Poets, philosophers, and scientists have all failed to develop a theory of love which explains adequately this infinitely varied and complex emotional experience. Nevertheless, love is too important to escape continued probing of the scientific method.


More often than not today there are variations on this theme of love and marriage. The romantic part of the scenario hasn't changed. Boy and girl still meet, date, and fall in love. But young people have options today that their parents generally did not have. For one thing, when the time comes, they can move into an apartment with a mate without getting married. While many parents still disapprove of such behavior, there are others who hardly take notice of the unmarried couple who live in what used to be called sin.

Another option is that the husband may stay home and do the chores while the wife works fun time, not merely part time in a department store to make a few extra dollars for Christmas or to help the budget, but in a career that is every bit as much her right to pursue as it is her husband's. There may not even be any children, ever, in the picture anymore. More and more couples are postponing having a family until they feel the time is right. Some have made up their minds that children won't fit into their plans at all. Finally, for those who cannot live happily ever after, there's divorce, with or without remarriage. Divorce has long been an option, of course, but it is more frequent and acceptable nowadays. More than one-half of all teenage marriages have, in fact, ended in divorce.

Even if relatively few of you are planning to get married immediately, you have probably discussed the possibility -even if you've vowed that you will never do such a thing. Most teenagers will marry one day, however, and most will have what is known as a traditional wedding -- complete with minister or rabbi or priest, best man and maid of honor, wedding cake and veil and wine and reception and honeymoon. It's important to take a closer look at this serious relationship that is the cornerstone of the family, this social institution that unites one man and one woman to the exclusion of others, and at some of today's marriage options.

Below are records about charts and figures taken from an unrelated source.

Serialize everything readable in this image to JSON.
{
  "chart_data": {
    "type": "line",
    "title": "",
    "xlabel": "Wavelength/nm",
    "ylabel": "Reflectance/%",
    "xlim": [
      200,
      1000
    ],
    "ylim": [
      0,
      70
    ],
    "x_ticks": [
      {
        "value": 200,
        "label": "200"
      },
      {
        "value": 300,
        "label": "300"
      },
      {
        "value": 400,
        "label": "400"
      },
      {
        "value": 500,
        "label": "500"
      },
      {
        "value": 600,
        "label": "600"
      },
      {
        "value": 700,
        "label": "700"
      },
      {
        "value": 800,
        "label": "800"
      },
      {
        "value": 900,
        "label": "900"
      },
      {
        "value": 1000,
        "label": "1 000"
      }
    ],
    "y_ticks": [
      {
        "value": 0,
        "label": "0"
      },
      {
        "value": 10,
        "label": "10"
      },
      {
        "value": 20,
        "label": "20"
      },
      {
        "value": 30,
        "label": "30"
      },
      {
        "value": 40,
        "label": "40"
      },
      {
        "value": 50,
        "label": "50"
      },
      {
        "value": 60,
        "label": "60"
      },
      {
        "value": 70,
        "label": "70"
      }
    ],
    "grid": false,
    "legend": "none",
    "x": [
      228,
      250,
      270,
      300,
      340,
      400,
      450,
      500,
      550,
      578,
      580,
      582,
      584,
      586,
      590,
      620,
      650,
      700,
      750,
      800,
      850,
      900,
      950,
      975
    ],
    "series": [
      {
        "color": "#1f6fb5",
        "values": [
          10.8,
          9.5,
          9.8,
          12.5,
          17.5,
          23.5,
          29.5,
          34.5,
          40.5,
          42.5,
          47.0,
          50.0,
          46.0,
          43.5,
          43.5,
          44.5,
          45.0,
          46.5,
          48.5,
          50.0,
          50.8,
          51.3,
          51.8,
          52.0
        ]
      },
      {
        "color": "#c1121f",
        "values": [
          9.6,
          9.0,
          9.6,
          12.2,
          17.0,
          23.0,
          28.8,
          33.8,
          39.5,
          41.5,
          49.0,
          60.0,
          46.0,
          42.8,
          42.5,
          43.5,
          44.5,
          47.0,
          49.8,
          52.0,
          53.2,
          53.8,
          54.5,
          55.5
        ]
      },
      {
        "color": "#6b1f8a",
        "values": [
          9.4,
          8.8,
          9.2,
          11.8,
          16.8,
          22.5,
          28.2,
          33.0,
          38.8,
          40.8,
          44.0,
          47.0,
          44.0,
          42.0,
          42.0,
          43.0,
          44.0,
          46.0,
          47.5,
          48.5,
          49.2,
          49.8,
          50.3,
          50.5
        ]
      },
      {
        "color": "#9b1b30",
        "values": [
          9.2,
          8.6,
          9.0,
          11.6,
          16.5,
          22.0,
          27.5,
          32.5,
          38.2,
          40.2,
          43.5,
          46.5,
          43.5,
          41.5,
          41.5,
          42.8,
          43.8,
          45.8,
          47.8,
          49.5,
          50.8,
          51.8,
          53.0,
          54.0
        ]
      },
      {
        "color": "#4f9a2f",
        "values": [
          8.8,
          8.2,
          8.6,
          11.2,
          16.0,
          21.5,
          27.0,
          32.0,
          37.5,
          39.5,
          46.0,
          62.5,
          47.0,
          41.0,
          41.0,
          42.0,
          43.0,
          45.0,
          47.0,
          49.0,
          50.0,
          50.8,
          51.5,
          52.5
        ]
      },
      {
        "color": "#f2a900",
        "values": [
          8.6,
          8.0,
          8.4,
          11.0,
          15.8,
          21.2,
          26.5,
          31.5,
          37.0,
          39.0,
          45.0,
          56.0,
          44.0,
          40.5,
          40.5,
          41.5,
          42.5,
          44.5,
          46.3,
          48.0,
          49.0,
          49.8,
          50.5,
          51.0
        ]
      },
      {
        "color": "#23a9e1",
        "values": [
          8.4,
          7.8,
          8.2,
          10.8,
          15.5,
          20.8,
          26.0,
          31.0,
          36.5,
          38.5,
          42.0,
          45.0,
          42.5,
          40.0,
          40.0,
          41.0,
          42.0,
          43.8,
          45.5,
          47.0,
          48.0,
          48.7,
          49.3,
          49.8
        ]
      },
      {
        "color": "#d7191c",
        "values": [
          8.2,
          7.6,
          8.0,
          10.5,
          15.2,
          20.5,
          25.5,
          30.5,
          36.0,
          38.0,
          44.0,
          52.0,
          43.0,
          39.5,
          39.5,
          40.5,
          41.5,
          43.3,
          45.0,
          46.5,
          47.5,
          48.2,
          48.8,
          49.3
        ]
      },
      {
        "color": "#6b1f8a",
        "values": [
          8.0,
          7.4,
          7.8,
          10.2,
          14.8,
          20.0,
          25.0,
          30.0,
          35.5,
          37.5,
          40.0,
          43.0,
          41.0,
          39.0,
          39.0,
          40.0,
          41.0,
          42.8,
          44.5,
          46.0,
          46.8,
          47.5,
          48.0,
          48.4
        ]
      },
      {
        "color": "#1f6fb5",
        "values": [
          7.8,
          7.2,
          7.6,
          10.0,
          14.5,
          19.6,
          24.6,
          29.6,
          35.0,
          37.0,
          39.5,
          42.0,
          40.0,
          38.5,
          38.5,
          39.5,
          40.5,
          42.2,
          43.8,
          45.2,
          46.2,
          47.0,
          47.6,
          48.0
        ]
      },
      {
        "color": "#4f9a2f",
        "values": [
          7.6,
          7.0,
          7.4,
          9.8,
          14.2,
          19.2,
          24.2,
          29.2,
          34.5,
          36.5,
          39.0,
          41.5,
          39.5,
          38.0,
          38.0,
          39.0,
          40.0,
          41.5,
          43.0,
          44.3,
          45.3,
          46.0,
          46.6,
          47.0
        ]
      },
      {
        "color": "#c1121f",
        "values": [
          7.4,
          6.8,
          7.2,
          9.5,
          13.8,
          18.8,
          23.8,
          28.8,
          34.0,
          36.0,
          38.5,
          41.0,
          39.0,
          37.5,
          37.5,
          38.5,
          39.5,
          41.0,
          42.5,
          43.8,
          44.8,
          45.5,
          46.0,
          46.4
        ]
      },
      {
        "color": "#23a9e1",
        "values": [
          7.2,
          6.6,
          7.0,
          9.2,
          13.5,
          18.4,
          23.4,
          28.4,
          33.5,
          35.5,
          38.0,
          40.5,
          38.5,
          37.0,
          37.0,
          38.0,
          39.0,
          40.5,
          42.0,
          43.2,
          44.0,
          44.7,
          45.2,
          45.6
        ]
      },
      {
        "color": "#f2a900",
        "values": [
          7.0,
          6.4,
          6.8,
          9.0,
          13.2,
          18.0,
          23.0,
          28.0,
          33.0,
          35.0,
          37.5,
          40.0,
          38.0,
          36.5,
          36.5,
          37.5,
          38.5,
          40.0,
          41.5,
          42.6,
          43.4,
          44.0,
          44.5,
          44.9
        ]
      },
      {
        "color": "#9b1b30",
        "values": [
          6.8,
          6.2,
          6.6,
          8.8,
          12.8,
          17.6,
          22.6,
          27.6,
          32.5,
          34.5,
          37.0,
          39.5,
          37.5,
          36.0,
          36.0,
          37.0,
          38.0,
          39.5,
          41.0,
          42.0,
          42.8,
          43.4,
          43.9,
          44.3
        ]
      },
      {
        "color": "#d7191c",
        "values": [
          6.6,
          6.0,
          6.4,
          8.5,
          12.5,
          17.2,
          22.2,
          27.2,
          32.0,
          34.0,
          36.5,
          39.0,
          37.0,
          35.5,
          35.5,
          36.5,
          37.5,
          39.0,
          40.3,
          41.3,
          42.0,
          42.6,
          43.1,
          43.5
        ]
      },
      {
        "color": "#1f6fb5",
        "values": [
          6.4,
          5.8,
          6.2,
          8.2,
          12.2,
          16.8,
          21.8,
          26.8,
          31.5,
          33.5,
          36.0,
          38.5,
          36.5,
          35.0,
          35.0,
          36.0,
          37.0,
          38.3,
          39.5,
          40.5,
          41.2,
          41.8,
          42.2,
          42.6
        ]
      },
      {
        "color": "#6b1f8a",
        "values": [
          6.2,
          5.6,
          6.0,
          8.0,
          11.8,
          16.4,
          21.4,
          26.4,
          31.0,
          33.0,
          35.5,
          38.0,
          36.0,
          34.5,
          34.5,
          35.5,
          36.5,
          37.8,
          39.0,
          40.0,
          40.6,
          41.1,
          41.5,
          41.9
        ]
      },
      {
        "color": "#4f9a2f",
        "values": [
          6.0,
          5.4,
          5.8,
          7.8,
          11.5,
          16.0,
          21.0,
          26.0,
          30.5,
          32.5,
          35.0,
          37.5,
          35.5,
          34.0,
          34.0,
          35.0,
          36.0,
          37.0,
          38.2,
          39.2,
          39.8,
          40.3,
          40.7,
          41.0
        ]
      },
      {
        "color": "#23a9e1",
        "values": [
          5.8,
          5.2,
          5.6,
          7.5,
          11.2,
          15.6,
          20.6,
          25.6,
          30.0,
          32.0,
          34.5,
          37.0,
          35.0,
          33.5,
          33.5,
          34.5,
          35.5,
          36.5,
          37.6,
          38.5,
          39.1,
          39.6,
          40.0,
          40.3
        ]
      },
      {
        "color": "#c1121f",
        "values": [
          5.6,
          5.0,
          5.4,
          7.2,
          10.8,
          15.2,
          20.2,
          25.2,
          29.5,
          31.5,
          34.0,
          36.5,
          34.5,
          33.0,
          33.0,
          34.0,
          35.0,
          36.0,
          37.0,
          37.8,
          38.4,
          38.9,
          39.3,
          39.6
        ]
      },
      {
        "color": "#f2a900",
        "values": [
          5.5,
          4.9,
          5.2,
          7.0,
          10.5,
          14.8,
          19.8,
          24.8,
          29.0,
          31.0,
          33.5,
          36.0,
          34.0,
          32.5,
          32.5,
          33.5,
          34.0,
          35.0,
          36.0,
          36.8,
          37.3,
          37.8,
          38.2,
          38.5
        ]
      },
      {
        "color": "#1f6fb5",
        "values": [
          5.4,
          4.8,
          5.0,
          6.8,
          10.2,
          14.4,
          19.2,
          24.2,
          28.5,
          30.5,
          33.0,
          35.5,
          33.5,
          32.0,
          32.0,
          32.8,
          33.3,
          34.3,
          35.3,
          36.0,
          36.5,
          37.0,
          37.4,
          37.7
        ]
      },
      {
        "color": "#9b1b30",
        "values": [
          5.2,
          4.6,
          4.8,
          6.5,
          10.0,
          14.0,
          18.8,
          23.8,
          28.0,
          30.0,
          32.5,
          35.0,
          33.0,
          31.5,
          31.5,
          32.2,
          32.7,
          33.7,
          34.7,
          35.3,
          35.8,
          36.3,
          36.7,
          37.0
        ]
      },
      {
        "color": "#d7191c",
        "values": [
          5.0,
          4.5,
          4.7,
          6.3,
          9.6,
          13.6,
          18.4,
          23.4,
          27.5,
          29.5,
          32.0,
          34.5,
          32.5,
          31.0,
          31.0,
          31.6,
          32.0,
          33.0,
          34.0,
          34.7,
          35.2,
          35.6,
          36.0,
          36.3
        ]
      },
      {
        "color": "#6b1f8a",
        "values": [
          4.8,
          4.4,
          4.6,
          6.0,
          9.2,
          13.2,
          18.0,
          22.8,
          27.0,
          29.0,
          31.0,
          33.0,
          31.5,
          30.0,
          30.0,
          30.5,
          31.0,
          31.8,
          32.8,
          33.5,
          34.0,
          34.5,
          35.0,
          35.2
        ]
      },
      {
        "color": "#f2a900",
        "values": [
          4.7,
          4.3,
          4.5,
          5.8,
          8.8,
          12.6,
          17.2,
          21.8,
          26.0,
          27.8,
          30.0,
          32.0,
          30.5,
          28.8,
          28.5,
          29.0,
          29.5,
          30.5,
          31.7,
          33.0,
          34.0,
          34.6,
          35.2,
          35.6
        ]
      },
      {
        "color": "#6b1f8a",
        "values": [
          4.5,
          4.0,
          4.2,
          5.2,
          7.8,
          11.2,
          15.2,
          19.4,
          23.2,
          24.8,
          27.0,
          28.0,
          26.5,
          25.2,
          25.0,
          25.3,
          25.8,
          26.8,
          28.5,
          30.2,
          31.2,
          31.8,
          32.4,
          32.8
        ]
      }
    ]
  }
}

Marriages aren't always the natural result of falling in love. People marry for other reasons, even in the United States, where romance generally precedes a wedding. A family might arrange a marriage for business or financial reasons, a king might marry a queen from another country to form a political unit and to solidify power, a young woman from a foreign country might take an American husband to avoid deportation.

An old Czech expression leaves little doubt about the weak role Cupid sometimes plays: "Choose your wife not at a dance, but in a harvest field." Some people, because of their own or their culture's taboos about engaging in premarital sexual intercourse, marry so that they may be free to enjoy sex. Others who believe in "doing the right thing" marry because the young woman in the relationship has become pregnant; marriage in a case like this is a way of averting social disgrace.